In severe pressure overload-induced
cardiac hypertrophy, a dense, stabilized microtubule network forms that interferes with cardiocyte contraction and microtubule-based transport. This is associated with persistent transcriptional up-regulation of cardiac alpha- and
beta-tubulin and microtubule-stabilizing
microtubule-associated protein 4 (
MAP4). There is also extensive microtubule decoration by
MAP4, suggesting greater
MAP4 affinity for microtubules. Because the major determinant of this affinity is site-specific
MAP4 dephosphorylation, we characterized this in hypertrophied myocardium and then assessed the functional significance of each dephosphorylation site found by mimicking it in normal cardiocytes. We first isolated
MAP4 from normal and pressure overload-hypertrophied feline myocardium; volume-overloaded myocardium, which has an equal degree and duration of
hypertrophy but normal functional and cytoskeletal properties, served as a control for any nonspecific growth-related effects.
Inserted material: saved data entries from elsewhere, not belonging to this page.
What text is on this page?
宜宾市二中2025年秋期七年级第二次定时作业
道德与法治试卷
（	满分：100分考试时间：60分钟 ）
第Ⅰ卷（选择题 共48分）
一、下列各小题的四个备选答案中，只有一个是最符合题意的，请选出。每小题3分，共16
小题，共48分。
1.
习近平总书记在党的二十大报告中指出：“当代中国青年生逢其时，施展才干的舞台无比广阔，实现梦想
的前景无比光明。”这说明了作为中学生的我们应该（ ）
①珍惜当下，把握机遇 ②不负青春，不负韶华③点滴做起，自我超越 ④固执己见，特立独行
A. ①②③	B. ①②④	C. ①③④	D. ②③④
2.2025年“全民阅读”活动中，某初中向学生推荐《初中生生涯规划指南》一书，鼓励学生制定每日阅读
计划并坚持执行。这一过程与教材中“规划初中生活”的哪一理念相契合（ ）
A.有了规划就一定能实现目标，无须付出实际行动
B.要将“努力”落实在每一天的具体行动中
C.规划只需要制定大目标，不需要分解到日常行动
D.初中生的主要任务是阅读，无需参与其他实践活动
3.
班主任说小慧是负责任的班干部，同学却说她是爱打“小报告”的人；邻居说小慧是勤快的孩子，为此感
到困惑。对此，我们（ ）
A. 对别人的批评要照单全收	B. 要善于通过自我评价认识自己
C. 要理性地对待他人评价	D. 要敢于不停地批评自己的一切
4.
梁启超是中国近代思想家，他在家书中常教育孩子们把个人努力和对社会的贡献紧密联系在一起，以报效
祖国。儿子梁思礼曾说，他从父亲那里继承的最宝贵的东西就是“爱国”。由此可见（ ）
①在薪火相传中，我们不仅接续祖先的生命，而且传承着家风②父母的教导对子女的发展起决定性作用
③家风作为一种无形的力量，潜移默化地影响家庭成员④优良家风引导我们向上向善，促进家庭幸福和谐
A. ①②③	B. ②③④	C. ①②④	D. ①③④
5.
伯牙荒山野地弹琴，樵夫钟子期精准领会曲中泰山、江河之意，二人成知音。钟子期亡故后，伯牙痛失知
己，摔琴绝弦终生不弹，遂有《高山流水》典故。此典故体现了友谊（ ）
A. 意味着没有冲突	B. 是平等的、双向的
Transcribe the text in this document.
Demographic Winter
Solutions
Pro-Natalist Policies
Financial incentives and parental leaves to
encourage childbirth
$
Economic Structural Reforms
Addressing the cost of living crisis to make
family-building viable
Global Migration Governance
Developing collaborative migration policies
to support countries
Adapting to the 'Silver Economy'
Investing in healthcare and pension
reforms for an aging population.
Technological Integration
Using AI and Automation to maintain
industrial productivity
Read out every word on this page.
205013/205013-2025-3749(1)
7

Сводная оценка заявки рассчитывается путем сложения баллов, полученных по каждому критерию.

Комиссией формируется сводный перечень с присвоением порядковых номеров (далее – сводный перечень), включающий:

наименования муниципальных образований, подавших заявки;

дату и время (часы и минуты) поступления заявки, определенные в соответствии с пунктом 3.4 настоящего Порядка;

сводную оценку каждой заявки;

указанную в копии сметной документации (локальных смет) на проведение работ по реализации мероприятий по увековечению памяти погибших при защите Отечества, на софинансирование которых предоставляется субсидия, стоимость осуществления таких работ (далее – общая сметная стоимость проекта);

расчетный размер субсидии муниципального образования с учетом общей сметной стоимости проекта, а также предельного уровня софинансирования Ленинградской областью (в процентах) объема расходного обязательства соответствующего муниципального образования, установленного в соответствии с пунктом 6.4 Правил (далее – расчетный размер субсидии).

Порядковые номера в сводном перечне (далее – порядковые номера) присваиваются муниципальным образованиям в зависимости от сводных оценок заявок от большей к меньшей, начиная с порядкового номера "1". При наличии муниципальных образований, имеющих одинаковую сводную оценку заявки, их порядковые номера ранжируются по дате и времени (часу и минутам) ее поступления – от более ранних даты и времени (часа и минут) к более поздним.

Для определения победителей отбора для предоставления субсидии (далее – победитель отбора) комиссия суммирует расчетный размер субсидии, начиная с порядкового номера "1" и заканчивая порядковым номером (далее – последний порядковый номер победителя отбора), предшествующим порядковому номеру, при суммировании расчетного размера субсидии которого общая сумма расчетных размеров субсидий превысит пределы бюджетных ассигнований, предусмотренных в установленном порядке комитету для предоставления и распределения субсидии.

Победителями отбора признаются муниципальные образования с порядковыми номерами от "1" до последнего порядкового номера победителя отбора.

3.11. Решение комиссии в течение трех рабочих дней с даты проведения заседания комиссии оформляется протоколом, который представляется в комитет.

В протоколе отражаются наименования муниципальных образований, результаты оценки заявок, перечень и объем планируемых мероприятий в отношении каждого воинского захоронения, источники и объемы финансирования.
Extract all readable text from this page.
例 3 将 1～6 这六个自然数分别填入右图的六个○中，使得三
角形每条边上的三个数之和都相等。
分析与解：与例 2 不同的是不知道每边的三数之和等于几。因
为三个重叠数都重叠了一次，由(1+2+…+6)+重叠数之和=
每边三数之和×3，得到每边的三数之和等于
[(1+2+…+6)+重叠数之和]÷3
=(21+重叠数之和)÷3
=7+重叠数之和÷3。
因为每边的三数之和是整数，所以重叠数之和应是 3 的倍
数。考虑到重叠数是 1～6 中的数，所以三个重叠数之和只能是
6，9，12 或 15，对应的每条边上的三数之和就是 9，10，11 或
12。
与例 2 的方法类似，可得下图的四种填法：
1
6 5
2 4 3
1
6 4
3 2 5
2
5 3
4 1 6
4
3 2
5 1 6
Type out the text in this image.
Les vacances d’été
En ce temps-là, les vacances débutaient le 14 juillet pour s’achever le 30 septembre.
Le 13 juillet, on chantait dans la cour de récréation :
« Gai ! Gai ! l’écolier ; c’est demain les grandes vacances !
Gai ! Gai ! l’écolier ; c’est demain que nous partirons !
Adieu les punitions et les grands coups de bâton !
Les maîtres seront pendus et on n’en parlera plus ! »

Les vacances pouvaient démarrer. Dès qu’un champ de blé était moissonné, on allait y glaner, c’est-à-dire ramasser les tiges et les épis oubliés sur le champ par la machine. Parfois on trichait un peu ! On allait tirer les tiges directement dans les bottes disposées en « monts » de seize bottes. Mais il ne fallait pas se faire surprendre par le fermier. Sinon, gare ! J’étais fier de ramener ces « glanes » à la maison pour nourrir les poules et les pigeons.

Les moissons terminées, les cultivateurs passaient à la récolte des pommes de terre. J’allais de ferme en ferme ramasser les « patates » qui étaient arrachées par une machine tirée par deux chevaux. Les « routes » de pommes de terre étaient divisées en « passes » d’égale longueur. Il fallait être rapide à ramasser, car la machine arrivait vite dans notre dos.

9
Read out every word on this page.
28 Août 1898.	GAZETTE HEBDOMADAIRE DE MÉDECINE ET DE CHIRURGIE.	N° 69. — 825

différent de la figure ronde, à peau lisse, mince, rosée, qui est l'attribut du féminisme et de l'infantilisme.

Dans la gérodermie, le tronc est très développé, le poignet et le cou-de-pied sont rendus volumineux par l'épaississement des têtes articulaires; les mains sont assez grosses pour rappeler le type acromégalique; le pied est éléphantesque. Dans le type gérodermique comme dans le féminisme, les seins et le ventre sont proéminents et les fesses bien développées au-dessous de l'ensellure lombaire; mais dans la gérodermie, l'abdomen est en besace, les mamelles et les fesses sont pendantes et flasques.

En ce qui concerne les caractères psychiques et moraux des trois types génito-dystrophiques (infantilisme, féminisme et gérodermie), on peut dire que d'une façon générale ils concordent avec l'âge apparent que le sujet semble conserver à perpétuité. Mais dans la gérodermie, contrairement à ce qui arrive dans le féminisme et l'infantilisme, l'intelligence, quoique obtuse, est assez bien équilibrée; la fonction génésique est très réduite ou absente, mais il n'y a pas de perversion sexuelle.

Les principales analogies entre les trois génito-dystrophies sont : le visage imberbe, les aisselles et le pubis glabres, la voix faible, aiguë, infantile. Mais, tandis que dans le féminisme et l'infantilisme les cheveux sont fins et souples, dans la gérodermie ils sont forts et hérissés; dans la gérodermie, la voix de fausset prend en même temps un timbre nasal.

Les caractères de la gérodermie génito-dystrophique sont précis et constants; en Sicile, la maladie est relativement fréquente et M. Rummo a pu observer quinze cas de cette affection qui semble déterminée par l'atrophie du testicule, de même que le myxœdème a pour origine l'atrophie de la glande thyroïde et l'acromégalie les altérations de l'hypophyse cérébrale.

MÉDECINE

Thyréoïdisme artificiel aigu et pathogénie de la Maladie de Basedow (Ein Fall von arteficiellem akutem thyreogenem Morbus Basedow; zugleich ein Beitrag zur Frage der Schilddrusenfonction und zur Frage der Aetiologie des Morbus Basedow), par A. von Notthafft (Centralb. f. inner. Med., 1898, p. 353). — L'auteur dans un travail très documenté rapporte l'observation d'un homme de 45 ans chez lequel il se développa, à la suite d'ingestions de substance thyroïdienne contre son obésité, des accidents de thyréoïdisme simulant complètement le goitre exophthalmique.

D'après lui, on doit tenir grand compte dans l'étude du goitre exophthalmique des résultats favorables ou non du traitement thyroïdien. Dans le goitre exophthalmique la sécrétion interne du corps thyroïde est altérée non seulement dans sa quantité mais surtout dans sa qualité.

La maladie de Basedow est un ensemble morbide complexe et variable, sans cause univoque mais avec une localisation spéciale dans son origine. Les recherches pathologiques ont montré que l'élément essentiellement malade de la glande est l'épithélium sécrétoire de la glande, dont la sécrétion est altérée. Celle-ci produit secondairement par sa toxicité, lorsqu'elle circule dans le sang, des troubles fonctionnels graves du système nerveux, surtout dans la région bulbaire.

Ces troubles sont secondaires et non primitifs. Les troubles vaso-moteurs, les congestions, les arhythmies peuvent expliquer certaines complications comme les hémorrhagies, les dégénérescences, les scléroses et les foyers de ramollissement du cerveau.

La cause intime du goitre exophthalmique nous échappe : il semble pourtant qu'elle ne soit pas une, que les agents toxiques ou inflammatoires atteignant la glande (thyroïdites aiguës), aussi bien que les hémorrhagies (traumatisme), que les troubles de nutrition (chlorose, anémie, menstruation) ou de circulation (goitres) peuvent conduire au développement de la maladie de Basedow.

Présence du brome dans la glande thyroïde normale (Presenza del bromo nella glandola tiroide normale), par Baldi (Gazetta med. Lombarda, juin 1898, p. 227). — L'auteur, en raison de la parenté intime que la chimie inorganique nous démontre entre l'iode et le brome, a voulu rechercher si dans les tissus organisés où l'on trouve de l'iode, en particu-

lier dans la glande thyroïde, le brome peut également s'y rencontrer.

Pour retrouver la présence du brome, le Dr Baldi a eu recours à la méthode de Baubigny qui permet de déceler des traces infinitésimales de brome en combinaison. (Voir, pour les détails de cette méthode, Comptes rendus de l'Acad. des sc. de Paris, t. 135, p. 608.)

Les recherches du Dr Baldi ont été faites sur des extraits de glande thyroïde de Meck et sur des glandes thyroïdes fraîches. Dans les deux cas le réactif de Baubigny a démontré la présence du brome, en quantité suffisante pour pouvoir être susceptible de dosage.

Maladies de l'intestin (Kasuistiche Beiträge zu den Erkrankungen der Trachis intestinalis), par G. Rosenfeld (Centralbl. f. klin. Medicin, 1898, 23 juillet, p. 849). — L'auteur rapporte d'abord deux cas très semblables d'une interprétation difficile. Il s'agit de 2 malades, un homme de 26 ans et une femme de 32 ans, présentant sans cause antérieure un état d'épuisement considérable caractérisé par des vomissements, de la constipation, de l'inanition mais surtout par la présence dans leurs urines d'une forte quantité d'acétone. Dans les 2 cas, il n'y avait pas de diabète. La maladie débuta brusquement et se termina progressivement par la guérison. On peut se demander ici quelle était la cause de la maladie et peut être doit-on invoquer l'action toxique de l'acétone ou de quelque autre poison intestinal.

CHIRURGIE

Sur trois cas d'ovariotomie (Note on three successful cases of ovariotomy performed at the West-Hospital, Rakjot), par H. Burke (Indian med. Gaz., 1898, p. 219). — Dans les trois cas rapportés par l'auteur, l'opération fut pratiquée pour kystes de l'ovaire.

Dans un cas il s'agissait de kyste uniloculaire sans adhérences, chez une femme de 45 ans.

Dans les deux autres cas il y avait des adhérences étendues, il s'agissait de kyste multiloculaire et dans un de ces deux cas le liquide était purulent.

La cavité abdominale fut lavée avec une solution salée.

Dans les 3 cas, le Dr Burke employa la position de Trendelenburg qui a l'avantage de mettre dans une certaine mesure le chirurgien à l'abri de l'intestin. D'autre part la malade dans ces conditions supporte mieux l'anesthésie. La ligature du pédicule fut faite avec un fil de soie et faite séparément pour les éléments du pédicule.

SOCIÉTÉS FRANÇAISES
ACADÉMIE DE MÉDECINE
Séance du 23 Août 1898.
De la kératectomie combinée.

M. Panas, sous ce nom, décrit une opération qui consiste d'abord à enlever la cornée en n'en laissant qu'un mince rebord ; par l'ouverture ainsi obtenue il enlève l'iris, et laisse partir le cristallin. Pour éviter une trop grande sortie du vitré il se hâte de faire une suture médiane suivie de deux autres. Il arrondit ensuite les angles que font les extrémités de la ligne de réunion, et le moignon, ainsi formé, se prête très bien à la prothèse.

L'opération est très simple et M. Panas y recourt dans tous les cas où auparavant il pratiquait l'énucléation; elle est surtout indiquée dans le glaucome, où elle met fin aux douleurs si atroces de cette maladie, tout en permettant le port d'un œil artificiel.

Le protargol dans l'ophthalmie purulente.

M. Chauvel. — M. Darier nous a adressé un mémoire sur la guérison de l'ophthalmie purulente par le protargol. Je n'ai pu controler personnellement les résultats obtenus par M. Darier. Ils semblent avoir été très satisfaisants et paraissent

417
After cloning
cDNA-encoding feline
MAP4 and obtaining its deduced amino acid sequence, we characterized by mass spectrometry any site-specific
MAP4 dephosphorylation. Solely in pressure overload-hypertrophied myocardium, we identified striking
MAP4 dephosphorylation at Ser-472 in the
MAP4 N-terminal projection domain and at Ser-924 and Ser-1056 in the assembly-promoting region of the C-terminal microtubule-binding domain. Site-directed mutagenesis of
MAP4 cDNA was then used to switch each
serine to non-phosphorylatable
alanine. Wild-type and mutated cDNAs were used to construct adenoviruses; microtubule network density, stability, and
MAP4 decoration were assessed in normal cardiocytes following an equivalent level of
MAP4 expression. The Ser-924 --> Ala
MAP4 mutant produced a microtubule phenotype indistinguishable from that seen in pressure overload
hypertrophy, such that Ser-924
MAP4 dephosphorylation during pressure overload
hypertrophy may be central to this cytoskeletal abnormality.